客観的奏効率はinavolisib群が58.4%、プラセボ群は25.0%(群間差:33.4%ポイント、95%CI:23.3~43.5)、奏効期間中央値はそれぞれ18.4ヵ月および9.6ヵ月(HR:0.57、95%CI:0.33~0.99)であった。
重篤な有害事象inavolisib群24.1%、試験薬投与中止6.8%
Grade3/4の有害事象は、inavolisib群が80.2%、プラセボ群は78.4%で発現した。このうちinavolisib群で多かったGrade3/4の有害事象として、高血糖(5.6% vs.0%)、口内炎/粘膜炎症(5.6% vs.0%)、下痢(3.7% vs.0%)を認め、Grade3/4の皮疹は両群とも観察されなかった。

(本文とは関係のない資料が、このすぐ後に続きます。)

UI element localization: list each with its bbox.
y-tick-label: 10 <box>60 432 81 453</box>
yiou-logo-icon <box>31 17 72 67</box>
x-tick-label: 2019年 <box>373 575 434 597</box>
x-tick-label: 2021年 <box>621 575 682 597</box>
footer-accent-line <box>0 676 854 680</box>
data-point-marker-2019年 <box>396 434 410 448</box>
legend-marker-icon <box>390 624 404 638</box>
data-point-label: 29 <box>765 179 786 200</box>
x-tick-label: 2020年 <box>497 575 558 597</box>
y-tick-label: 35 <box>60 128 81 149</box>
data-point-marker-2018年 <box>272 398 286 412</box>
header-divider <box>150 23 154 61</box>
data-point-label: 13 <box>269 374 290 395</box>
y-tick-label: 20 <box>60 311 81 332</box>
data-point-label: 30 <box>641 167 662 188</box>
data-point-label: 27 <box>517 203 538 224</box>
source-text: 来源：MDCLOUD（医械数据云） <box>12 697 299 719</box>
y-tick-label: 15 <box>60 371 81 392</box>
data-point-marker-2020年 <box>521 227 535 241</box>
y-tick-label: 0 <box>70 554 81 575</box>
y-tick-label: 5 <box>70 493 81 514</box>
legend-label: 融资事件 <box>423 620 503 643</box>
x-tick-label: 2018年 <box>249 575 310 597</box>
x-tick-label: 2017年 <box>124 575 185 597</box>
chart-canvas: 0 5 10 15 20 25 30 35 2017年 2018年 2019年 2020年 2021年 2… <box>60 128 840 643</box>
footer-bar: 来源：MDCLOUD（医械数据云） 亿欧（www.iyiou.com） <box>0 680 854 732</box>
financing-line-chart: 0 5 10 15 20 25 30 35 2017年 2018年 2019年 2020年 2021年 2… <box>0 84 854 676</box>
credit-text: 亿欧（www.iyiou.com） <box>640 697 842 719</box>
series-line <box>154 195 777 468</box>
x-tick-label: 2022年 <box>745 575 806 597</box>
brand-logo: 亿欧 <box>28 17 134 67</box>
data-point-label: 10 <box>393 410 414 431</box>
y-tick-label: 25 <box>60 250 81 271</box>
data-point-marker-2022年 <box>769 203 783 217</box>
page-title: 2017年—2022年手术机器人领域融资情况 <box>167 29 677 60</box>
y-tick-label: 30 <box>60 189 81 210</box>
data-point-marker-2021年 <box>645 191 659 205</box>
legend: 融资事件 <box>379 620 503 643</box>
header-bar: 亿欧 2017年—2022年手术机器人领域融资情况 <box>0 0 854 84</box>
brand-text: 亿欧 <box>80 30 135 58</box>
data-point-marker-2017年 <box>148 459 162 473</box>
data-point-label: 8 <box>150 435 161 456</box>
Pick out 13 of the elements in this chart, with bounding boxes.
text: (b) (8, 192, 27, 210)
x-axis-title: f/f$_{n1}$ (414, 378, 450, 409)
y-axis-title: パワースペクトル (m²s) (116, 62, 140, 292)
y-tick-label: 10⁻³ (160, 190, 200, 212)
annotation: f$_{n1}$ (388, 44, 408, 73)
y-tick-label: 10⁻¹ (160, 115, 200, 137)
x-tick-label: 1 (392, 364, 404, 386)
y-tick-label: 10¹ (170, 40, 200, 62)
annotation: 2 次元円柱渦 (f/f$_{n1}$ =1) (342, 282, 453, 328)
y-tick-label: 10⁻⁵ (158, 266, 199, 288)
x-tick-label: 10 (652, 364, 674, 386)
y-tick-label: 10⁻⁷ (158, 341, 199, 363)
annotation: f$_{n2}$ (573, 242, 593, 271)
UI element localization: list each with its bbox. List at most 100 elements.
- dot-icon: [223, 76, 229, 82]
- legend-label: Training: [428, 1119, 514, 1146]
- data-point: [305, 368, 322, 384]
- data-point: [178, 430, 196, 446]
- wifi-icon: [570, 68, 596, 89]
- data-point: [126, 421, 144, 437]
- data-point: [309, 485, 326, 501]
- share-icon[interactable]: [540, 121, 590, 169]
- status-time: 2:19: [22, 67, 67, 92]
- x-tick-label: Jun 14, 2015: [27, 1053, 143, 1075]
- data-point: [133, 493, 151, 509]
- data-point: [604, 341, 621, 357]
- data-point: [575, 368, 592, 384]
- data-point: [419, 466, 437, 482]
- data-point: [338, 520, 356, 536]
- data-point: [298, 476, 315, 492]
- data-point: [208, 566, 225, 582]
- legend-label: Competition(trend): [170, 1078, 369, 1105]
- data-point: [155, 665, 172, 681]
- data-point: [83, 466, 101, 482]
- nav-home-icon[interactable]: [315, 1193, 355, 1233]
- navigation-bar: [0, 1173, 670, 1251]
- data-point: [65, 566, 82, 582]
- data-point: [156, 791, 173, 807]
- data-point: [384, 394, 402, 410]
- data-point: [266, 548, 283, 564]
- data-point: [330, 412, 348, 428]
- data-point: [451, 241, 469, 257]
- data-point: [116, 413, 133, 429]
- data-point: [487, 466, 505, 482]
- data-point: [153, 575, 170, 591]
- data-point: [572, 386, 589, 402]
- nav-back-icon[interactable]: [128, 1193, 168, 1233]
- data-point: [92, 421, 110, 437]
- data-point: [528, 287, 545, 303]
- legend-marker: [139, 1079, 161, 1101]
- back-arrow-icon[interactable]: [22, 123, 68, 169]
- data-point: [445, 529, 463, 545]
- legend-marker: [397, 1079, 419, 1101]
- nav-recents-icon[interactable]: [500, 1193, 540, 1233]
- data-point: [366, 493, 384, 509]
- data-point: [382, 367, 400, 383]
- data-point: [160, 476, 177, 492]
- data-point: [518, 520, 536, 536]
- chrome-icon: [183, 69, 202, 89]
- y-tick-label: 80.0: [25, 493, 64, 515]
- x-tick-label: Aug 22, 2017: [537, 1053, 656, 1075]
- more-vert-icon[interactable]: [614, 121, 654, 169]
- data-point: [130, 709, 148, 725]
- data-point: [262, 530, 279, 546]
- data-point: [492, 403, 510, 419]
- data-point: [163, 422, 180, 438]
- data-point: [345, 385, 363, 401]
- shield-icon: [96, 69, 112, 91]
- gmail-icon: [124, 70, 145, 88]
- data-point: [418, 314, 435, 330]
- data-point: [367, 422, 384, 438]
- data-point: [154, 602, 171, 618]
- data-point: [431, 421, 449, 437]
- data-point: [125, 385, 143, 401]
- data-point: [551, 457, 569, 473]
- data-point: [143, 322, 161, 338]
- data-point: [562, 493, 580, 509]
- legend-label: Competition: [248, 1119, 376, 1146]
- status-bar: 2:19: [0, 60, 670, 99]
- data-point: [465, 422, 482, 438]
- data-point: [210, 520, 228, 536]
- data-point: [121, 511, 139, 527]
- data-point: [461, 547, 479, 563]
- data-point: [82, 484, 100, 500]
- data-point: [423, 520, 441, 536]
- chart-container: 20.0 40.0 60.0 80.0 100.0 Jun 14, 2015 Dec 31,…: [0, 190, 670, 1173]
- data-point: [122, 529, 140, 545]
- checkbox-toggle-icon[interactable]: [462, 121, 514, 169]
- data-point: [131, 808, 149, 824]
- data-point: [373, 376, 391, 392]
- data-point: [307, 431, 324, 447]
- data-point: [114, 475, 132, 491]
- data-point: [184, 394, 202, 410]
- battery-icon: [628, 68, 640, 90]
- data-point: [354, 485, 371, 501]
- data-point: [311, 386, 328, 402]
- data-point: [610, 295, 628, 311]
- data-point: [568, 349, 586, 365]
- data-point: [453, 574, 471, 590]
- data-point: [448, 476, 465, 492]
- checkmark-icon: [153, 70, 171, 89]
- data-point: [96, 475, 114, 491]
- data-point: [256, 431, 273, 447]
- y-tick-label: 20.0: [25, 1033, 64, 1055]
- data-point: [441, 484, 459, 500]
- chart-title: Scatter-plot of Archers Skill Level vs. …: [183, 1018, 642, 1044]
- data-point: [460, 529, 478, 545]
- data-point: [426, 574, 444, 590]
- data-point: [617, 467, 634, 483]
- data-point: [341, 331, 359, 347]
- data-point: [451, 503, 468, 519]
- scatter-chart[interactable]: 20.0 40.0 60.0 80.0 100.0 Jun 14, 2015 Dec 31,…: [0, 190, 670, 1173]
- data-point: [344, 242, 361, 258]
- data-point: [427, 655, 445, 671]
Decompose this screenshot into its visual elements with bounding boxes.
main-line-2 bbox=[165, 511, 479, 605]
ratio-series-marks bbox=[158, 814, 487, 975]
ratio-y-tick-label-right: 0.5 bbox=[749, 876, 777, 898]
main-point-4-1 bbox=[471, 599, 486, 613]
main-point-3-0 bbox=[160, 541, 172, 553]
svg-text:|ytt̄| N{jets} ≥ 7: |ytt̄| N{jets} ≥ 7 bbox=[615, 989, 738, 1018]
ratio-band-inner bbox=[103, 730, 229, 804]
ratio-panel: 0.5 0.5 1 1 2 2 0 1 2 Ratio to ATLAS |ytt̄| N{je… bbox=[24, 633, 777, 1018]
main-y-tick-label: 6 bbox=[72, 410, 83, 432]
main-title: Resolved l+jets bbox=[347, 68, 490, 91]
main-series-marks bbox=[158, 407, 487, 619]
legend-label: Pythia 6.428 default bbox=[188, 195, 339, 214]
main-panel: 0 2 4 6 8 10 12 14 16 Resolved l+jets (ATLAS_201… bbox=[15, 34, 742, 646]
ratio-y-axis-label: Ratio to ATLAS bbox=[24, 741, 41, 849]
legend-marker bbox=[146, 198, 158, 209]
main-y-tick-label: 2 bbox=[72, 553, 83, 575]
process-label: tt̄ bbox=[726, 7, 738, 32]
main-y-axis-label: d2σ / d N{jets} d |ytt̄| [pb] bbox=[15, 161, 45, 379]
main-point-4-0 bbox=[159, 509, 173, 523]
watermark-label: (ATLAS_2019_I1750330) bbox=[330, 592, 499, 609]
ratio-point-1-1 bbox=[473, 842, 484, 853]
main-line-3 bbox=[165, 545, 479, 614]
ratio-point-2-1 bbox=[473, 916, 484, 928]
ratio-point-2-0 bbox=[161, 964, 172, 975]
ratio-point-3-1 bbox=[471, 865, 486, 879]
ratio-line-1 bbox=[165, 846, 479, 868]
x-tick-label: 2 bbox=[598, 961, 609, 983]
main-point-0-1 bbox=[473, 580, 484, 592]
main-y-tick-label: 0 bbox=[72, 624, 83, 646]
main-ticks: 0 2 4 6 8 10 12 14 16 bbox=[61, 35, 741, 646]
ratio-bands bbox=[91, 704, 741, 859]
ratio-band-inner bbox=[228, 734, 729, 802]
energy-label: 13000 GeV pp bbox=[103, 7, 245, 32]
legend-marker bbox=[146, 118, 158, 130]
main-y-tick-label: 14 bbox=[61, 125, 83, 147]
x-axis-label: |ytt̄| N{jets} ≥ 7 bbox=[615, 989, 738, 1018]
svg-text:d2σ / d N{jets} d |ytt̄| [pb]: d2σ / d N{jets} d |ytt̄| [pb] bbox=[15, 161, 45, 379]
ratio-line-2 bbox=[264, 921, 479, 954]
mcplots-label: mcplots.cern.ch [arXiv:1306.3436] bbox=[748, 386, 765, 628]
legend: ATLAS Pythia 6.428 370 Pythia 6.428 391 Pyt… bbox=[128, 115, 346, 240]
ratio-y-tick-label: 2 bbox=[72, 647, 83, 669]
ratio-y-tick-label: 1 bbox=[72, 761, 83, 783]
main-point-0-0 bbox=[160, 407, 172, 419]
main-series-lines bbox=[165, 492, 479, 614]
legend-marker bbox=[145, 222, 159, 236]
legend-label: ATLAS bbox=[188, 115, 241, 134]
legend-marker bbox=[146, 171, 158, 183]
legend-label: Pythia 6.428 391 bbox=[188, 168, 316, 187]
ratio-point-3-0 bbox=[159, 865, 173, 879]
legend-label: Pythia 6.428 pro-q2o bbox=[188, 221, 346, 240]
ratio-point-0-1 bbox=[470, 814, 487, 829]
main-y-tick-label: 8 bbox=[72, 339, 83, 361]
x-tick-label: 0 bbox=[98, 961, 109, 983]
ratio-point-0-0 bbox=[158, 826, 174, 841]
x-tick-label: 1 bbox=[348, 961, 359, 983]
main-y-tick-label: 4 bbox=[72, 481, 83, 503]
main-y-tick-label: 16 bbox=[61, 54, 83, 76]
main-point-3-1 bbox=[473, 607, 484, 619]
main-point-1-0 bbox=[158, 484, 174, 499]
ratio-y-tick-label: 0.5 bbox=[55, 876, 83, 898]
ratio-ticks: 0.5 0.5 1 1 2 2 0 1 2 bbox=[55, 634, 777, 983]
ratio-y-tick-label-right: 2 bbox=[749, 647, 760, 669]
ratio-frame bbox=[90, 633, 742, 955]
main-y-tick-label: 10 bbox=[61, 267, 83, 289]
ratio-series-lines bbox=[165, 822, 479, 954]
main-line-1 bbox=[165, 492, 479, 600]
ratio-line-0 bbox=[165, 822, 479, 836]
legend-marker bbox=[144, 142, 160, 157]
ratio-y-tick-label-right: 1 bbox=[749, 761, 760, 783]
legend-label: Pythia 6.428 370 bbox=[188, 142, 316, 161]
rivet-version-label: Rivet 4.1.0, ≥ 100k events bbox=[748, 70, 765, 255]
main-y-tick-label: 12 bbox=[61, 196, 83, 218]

重篤な有害事象はinavolisib群24.1%、プラセボ群10.5%、Grade5(致死性)の有害事象はそれぞれ3.7%および1.2%で発現し、有害事象による試験薬の投与中止は6.8%(inavolisib 6.2%、パルボシクリブ4.9%、フルベストラント3.1%)および0.6%(有害事象によるパルボシクリブ、フルベストラントの投与中止はない)で発現した。
著者は、「本研究では、これらの患者集団において、総投与量を用いたPI3Kα阻害薬(inavolisib)+CDK4/6阻害薬(パルボシクリブ)+内分泌療法(フルベストラント)の併用療法は、PFSを大幅に改善した。一部の有害事象の発現率が高いものの安全性プロファイルは良好であったことから、この治療法は新たな治療選択肢となる可能性がある」としている。